I've had this persistent ringing in my ear for months now.
It's nothing serious. It seems to be related to stuffy sinuses, plugged up tubes somewhere, some fluid in the ear. It got better during the summer. It faded away to a sound that was barely there. But it's back now, like cicadas inside my head, made bold by the coming of fall, or by too much time spent among hidden allergens in my office at school.
I believe the ringing to be at a specific pitch, with prominent overtones--D, to be exact, with the octave and the fifth. Or perhaps it's almost but not quite D. Whatever it is, music in the key of D major and other related sharp keys bothers me, especially when it's loud and reverberating all over the rehearsal room.

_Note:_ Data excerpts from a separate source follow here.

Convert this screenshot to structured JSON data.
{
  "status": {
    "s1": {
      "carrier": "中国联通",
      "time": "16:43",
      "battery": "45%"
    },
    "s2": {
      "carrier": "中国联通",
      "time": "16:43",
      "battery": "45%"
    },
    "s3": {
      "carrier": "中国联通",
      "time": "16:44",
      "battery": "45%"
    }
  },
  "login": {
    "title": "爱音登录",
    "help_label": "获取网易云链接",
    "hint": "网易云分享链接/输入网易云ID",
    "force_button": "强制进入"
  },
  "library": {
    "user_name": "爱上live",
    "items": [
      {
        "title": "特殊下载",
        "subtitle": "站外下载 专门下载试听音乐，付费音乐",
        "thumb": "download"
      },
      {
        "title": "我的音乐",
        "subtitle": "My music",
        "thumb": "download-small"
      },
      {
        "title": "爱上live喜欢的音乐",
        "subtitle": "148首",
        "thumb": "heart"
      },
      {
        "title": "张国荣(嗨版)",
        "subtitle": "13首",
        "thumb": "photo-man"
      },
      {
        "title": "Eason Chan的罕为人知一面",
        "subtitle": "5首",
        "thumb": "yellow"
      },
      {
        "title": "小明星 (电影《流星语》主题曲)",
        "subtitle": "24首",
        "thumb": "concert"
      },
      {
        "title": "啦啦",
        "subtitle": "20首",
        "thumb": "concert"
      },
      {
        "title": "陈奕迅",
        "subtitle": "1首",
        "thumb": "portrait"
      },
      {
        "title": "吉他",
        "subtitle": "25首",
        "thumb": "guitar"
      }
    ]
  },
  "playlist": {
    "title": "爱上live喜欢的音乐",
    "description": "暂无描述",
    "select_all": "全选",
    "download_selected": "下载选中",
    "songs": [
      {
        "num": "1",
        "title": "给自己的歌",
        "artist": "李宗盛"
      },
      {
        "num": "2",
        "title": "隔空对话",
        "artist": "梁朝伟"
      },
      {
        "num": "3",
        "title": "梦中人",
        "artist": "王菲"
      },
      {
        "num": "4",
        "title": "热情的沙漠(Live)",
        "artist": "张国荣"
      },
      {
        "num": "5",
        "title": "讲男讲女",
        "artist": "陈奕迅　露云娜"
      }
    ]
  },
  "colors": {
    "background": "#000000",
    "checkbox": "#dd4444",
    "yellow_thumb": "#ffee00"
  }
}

I am subjecting this problem to all this analysis because explaining it helps me deal with it. Certain sounds seem to produce beats when they clash with the sound in my ear. (Beats: a sort of wah-wah effect created when sound waves that are not quite at the same frequency bump into one another. More or less.) When this happens my ear-brain-voice-ear feedback loop short circuits. I become a very frustrated singer.
When I have trouble singing, it spills over into the rest of my life. Long ago a voice teacher quoted Birgit Nilsson to me: "The bird who is not happy does not sing." The Gwen Gotsch corollary is: "The bird who is not singing well is not happy."
The reading in chapel this morning: "We are what he has made us, created in Christ Jesus for good works, which God prepared beforehand to be our way of life." The speaker illustrated this, and the "by grace you have been saved" part before it, with flower pots, dirty and broken, then clean and restored, and then brought out a big pot filled with a blooming pink geranium.
I tried to think of myself as that pink geranium all day, somehow showing forth God's goodness to others. But it was the kind of day where the feedback loop didn't work well. Spent too much of the day alone, getting tired from focusing on the computer screen. All I could hear was the ringing in my ear and the buzzing in my brain, the kind that says the work is never done, no one appreciates me, and I'm not good at anything anyway. (There may be distortions here that I should analyze.)
I don't like to whine on my blog. I prefer to sing (soundlessly here, in prose), or think differently, or at least think productively. Those cicadas in my brain have to get out of the way.